Dedicatória para todos os pais em luto

 

“Com o passar do tempo…”

Para o Zé e Eduarda (e todos os pais em luto… obrigados a sobreviver, a cada ano que passa, ao aniversário do filho(a) que já morreu…)

 

Os pais em luto conhecem, como ninguém, o sabor amargo dos aniversários que já não se cumprem…

Os pais em luto conhecem, como ninguém, a sensação de continuar a somar anos virtuais a um tempo que já parou…

Nestes dias, a dor da amputação agiganta-se ainda mais…

Nestes dias, os filhos que perdemos ocupam ainda mais espaço na nossa memória, lá onde moram recordações de outros aniversários repletos de sonhos…

Nestes dias, a dor e a revolta por uma vida roubada tão precocemente ferem ainda mais as entranhas…

Nestes dias, é ainda mais insuportável aceitar a condição de ter sobrevivido a um filho…

Nestes dias, nem a máscara que usamos todos os dias consegue disfarçar o cancro que nos corrói a alma…

Nestes dias, a ferida teima em sangrar sem parar… 

Desenganem-se aqueles que nos tentam convencer que o tempo cura tudo: a perda de um filho não entra nessa categoria, nem em nenhuma, é dor aparte, marginal, que escapa a qualquer tentativa de categorização… 

Com o passar do tempo, o que diminui não é a dor de ter perdido um filho, mas a permissão de a dizer …

Com o passar do tempo, o que diminui não é a dor da ausência mas a tolerância daqueles a quem dói o simples esforço de imaginar como é possível sobreviver a um sofrimento tão profundo…

Com o passar do tempo, a dor do que nos falta vive-se progressivamente menos para fora, e cada vez mais para dentro, numa inflexão que a torna cada vez mais nossa, mais entranhada e estruturante, uma espécie de segunda pele que só não vê quem não quer…

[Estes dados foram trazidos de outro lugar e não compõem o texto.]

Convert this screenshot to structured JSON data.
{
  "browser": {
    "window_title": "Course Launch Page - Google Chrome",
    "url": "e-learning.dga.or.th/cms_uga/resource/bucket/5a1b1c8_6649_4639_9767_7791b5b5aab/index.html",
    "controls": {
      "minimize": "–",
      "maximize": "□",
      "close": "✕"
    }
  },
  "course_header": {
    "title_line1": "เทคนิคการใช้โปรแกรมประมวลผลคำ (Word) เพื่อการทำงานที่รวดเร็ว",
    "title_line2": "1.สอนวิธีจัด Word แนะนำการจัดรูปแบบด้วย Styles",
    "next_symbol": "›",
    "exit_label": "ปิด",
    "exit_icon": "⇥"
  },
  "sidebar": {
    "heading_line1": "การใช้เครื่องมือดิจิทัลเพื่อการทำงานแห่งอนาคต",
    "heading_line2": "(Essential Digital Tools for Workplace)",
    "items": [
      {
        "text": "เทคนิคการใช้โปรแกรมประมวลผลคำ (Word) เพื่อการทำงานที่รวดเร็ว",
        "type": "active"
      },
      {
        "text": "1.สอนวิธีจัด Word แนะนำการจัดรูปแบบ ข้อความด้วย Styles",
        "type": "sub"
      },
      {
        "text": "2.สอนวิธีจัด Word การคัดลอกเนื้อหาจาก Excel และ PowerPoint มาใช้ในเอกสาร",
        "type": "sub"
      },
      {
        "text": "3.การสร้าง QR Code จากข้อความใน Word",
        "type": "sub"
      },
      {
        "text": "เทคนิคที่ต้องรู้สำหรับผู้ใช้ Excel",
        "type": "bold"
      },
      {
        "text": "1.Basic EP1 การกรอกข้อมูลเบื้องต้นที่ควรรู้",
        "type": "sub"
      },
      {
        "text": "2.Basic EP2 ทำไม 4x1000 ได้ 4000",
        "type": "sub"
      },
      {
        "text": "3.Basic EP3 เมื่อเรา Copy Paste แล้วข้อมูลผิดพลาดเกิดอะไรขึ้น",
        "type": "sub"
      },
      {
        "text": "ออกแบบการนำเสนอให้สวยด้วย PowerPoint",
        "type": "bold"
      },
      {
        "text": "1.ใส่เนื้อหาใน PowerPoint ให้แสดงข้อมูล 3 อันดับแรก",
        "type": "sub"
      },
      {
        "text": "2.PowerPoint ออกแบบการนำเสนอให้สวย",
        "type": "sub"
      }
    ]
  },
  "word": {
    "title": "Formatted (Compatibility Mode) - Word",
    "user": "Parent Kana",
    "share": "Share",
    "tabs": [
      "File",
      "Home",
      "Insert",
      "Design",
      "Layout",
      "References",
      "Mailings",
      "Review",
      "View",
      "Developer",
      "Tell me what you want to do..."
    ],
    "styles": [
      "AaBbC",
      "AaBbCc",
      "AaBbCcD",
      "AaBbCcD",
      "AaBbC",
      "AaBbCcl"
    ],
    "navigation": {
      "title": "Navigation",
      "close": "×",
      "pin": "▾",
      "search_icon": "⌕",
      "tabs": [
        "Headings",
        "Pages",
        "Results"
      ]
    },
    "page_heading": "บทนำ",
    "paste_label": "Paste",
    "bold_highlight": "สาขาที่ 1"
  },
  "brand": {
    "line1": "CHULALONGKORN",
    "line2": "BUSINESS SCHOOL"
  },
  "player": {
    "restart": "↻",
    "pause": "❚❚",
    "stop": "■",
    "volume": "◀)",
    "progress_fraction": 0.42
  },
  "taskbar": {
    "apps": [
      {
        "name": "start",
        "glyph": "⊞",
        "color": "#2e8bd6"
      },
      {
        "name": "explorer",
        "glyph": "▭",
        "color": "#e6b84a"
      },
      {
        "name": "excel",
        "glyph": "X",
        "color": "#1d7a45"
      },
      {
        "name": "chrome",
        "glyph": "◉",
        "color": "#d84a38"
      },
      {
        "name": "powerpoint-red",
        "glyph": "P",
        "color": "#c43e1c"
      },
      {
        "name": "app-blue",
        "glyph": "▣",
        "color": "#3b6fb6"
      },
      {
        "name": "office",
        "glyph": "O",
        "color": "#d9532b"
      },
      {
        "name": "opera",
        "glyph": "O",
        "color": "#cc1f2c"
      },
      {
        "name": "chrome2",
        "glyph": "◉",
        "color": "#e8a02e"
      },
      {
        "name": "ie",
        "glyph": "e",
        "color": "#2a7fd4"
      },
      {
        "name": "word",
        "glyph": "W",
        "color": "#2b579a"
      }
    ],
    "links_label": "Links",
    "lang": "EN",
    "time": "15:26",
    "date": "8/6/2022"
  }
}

Com o passar do tempo, os pais em luto tornam-se cada vez mais hábeis na arte do fingimento e na arte de esconder a alma, cada vez mais peritos em mascarar uma dor que (quase) ninguém consegue suportar…  

Com o passar do tempo, os pais em luto aprendem a ludibriar todos aqueles a quem custa aceitar as outras pessoas em que nos tornamos…

 Só assim se consegue sobreviver, com uma dor tão funda e tão intransmissível que nunca chega aos outros, categoria em que cabem todos os que não foram amputados de filhos…

À nossa frente erguemos uma fonteira, uma espécie de biombo que vai escondendo, ou disfarçando, o tamanho do fosso que se cavou entre o mundo tal como o conhecíamos e este em que fomos obrigados a renascer… 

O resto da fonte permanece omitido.